2. The Legend of Zelda: A Link to the Past (SNES)
I first played "ALttP" in 1992. It was not the first Zelda game that I ever played, mind you. I played The Legend of Zelda (NES) a few years earlier, which was also a good game, but nowhere near as great as this one. Furthermore, I have not played a Zelda game since then that has matched it. Until I played Chrono Trigger, A Link to the Past was my favorite video game of all time.

3. Super Mario Bros. 3 (NES)
I first played Super Mario Bros. 3 on Christmas Day 1990, as evidenced by these two YouTube videos. The addition of items, map screens, and warp whistles set it apart from Super Mario Bros. and Doki Doki Panic: Mario Edition...Okay, Super Mario Bros. 2U.

4. Sonic the Hedgehog 3 & Knuckles (GEN)
I first played Sonic the Hedgehog 3 in 1994. By itself, it was very much an underwhelming game, but when locked-on to Sonic & Knuckles, it transformed into something of beauty. Knuckles became a playable character, Super Emeralds could be collected (unlocking Hyper Sonic/Knuckles and Super Tails), and additional levels were available.

5. Super Mario RPG: Legend of the Seven Stars (SNES)
I first played Super Mario RPG in 2000. It was around the same time as Chrono Trigger, and also via Snes9x. You can save the rotten tomatoes, though. I recently purchased the game on the Wii Virtual Console.
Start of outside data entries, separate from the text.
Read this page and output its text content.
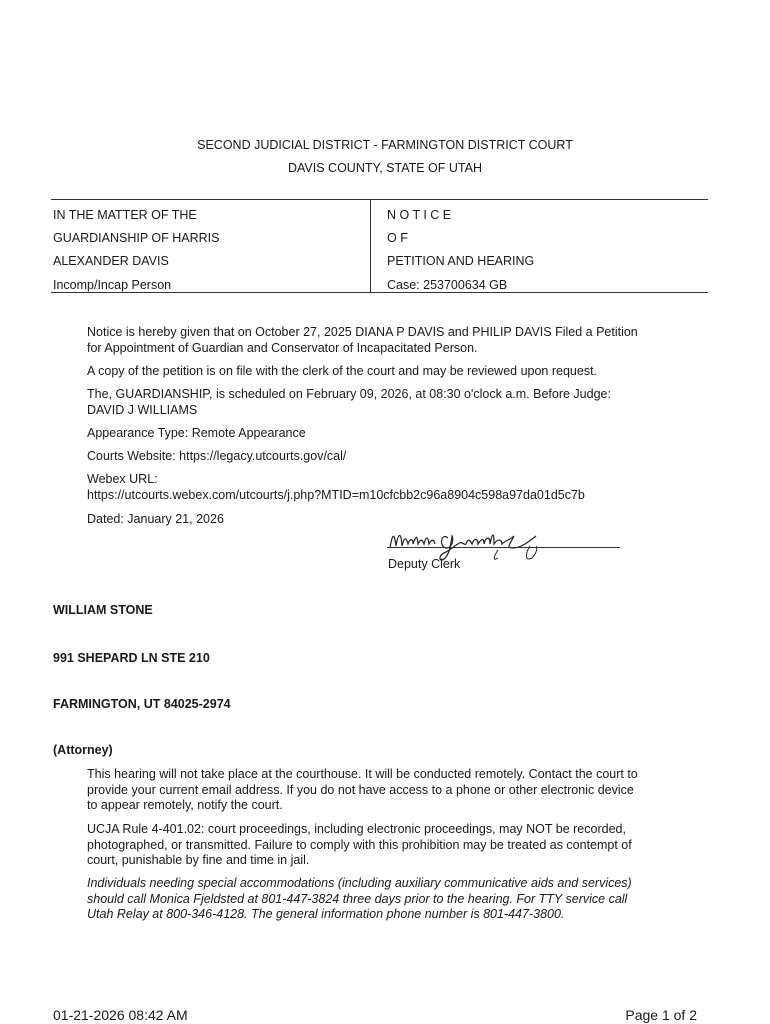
SECOND JUDICIAL DISTRICT - FARMINGTON DISTRICT COURT
DAVIS COUNTY, STATE OF UTAH
IN THE MATTER OF THE
GUARDIANSHIP OF HARRIS
ALEXANDER DAVIS
Incomp/Incap Person
N O T I C E
O F
PETITION AND HEARING
Case: 253700634 GB
Notice is hereby given that on October 27, 2025 DIANA P DAVIS and PHILIP DAVIS Filed a Petition
for Appointment of Guardian and Conservator of Incapacitated Person.
A copy of the petition is on file with the clerk of the court and may be reviewed upon request.
The, GUARDIANSHIP, is scheduled on February 09, 2026, at 08:30 o'clock a.m. Before Judge:
DAVID J WILLIAMS
Appearance Type: Remote Appearance
Courts Website: https://legacy.utcourts.gov/cal/
Webex URL:
https://utcourts.webex.com/utcourts/j.php?MTID=m10cfcbb2c96a8904c598a97da01d5c7b
Dated: January 21, 2026
Deputy Clerk
WILLIAM STONE
991 SHEPARD LN STE 210
FARMINGTON, UT 84025-2974
(Attorney)
This hearing will not take place at the courthouse. It will be conducted remotely. Contact the court to
provide your current email address. If you do not have access to a phone or other electronic device
to appear remotely, notify the court.
UCJA Rule 4-401.02: court proceedings, including electronic proceedings, may NOT be recorded,
photographed, or transmitted. Failure to comply with this prohibition may be treated as contempt of
court, punishable by fine and time in jail.
Individuals needing special accommodations (including auxiliary communicative aids and services)
should call Monica Fjeldsted at 801-447-3824 three days prior to the hearing. For TTY service call
Utah Relay at 800-346-4128. The general information phone number is 801-447-3800.
01-21-2026 08:42 AM	Page 1 of 2
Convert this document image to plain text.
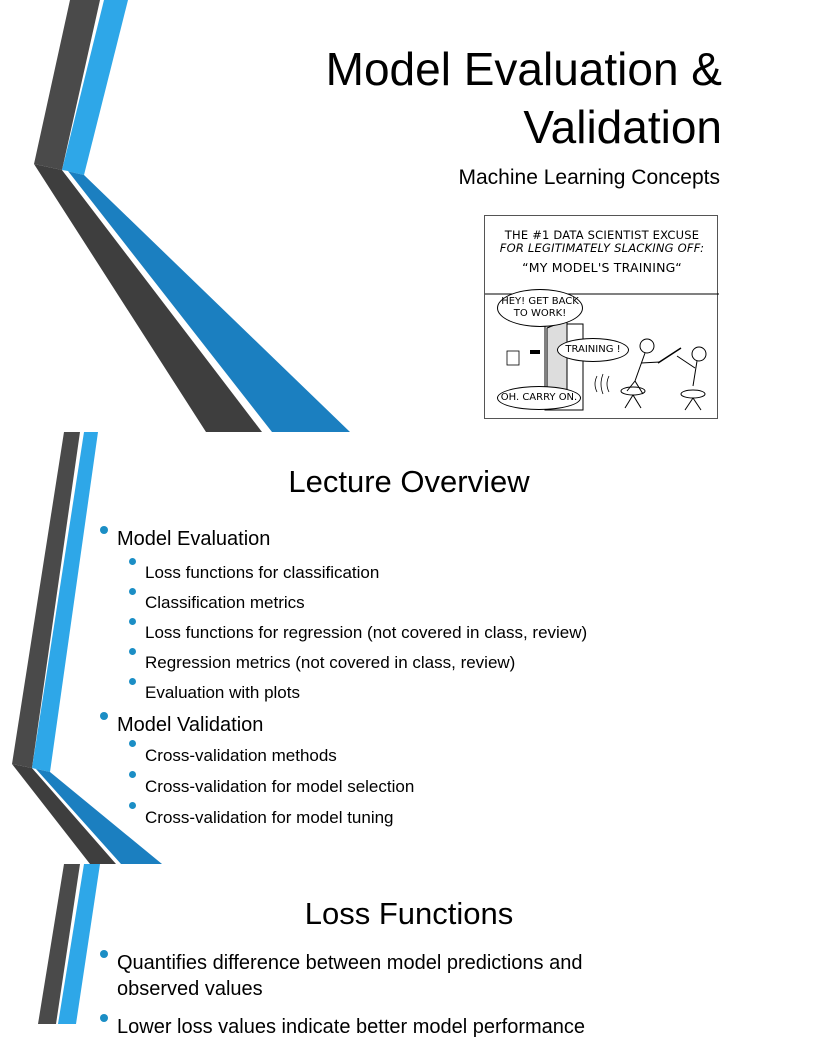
Model Evaluation &
Validation
Machine Learning Concepts
THE #1 DATA SCIENTIST EXCUSE
FOR LEGITIMATELY SLACKING OFF:
“MY MODEL'S TRAINING“
HEY! GET BACK
TO WORK!
TRAINING !
OH. CARRY ON.
Lecture Overview
Model Evaluation
Loss functions for classification
Classification metrics
Loss functions for regression (not covered in class, review)
Regression metrics (not covered in class, review)
Evaluation with plots
Model Validation
Cross-validation methods
Cross-validation for model selection
Cross-validation for model tuning
Loss Functions
Quantifies difference between model predictions and observed values
Lower loss values indicate better model performance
6. Sam & Max Hit the Road (PC)
I first played Sam & Max Hit the Road in 2004; a few days after the cancellation of Sam & Max Freelance Police. The outcry made me wonder just how good the original game was, so I decided to play it for myself. Of course, I was sad afterward.

7. Psychonauts (PC)
I first played Pi...Pyc...Psyco...Psychonauts in 2005. I am not afraid to admit that I couldn't spell Psychonauts until I bought the game. The game itself is mind blowing (literally). You can't expect anything less than awesome from Tim Schafer. Who knows, maybe BrĂ¼tal Legend will make my list. That is, if a PC version is released.

8. Space Quest IV: Roger Wilco and the Time Rippers (PC)
I first played "SQ4" in 1996. I found it in a bargain bin at Price Club for five bucks, so I was not expecting much. It was better than I originally anticipated. Although, it did take several months to complete the Galaxy Galleria sequences due to timer issues. I still consider Space Quest IV my favorite in the series, seeing as it was the first one that I played. I later picked up Space Quest V and Space Quest VI individually, and the "prequel trilogy" (Space Quest I, Space Quest II, and Space Quest III) in the Roger Wilco Unclogged Collection.

9. GoldenEye 007 (N64)
I first played GoldenEye 007 in 1997. For me, it was the pinnacle of first person shooters. Perfect Dark would have made my list, but looking back, it was more of a retooling of what made GoldenEye 007 so good.

10. Star Fox 64 (N64)
I first played Star Fox 64 in 1997. I was never a very big fan of rail shooters, but this was one of the best. Of course, it does also contain a few free roaming stages.

11. Donkey Kong Country 2 - Diddy's Kong Quest (SNES)
I first played Donkey Kong Country 2 in 1995. I actually played this one before Donkey Kong Country. "DKC2" was the high point of the series for me. It fizzled a bit with Donkey Kong Country 3, and became mediocre with Donkey Kong 64.